The endless list of people to call back or contact. The constant interruptions to our work and thought flow. And all for what? Often a message duplicated across two or more media. The constant bombardment that, at times, feels like stalking and prompts a desire to reach for the 'off' button.
If figures from Pitney Bowes are to be believed, we are hitting communications overload. Its research suggests that individual companies may be spending up to £72 million a year on messaging and that the average Fortune 1000 employee sends 95 messages a day and receives 83. What's more, 'it's big now and rising exponentially', says John Moroney, a principal consultant on new media with telecoms market research company Ovum. As he observes, 'Messages used to be point-to-point but now people have the ability to broadcast, it is the receiving end that is bearing all the cost.'
Meredith Fischer, vice president of corporate marketing at Pitney Bowles, agrees: 'We are guided by the desire of the sender, not the recipient.
In the long run, this is probably not the most convenient for the communications cycle.' She is concerned by what she describes as the 'emotional toll' that communications are taking on individual employees. As she points out: 'Decisions are often made at levels where individual workers have very little say. The technology arrives on their desks and then they have to work out how to fit it in.' She believes that, as they start to feel overwhelmed, many employees end up to avoiding communications, real-time or otherwise.
Graeme Allen, managing director of Bay Networks, a hardware communications and networking company recognises that, for stressed employees, this 'emotional strain could turn to paranoia'. But he believes that businesses should not lose sight of the fact that 'the advent of technology generally has increased the variety of ways of communicating but that in itself does not equal a communications overload'. Instead, he claims, it gives businesses versatility and produces immense time and cost savings, as well as productivity advantages. 'The absolute net effect is positive for businesses.'
Nevertheless, while businesses should reap the benefits of this variety of media, they should not fail in their duties to their employees. As he suggests: 'It is all very well for businesses to introduce a multiplicity of communications and tools but the onus is on management to educate and train its employees in their use and to establish policies and disciplines.

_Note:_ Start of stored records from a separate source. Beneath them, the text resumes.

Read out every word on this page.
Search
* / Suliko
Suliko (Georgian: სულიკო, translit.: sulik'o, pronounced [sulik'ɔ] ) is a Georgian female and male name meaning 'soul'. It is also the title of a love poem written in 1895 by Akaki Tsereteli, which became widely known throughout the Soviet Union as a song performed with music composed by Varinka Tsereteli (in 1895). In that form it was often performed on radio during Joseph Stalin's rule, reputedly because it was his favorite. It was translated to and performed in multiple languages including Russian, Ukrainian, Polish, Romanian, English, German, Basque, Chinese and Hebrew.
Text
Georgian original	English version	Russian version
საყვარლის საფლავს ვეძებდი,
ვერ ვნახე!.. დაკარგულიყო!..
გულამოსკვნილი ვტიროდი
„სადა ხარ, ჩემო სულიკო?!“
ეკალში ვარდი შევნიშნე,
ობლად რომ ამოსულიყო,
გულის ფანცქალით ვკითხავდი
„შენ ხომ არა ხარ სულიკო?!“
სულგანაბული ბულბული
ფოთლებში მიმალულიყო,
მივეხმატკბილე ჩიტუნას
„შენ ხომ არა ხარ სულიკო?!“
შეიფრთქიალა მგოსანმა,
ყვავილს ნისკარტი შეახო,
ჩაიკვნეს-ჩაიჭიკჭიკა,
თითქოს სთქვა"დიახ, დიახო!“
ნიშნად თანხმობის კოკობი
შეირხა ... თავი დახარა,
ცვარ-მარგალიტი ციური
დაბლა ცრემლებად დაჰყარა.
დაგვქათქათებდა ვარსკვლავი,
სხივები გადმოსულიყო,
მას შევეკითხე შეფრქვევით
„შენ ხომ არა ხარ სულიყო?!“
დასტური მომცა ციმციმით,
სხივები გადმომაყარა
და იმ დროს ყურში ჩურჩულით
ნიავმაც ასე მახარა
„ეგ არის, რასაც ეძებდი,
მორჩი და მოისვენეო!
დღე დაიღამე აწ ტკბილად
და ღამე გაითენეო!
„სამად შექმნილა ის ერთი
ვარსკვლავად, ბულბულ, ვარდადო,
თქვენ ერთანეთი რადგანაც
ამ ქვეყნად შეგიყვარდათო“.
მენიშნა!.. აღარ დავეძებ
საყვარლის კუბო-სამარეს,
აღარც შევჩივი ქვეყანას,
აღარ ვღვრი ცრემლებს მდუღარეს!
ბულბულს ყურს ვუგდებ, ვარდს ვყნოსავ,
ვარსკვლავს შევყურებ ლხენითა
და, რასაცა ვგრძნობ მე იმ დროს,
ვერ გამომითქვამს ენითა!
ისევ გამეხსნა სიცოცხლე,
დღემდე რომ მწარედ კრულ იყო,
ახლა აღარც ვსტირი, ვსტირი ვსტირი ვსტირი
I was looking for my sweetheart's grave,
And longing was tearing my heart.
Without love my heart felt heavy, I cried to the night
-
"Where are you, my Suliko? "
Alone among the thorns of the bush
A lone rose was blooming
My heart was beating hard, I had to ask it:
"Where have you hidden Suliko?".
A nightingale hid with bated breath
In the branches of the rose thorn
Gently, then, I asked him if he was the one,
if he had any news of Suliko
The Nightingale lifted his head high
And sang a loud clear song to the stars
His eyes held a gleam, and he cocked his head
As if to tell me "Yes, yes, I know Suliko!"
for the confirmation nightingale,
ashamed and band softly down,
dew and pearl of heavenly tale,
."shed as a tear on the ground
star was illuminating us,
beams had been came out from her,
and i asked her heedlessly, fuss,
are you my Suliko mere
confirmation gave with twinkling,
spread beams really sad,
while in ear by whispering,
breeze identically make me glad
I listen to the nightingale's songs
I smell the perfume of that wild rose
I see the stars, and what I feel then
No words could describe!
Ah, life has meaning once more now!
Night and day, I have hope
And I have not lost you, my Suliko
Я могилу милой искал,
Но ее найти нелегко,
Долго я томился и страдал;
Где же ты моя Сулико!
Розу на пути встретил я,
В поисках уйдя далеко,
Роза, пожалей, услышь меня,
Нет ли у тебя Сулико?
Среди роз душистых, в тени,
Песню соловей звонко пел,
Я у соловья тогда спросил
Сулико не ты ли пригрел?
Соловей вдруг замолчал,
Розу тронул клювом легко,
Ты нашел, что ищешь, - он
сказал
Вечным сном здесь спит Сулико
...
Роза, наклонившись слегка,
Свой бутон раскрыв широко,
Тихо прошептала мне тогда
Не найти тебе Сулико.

It is not every employee's responsibility to read, absorb and act on every message. They have to understand that.'
'Companies need to develop a strategy to deal with and identify the information that enables (their employees) to do their jobs,' affirms Moroney. Businesses need to 'map their communications, create a common communications culture, learn the relative costs and speed of different methods and make smart choices', adds Fisher. Having established a satisfactory internal balance, they should then talk with the recipients of their messsages about what is most effective for them and adapt their communications for each culture.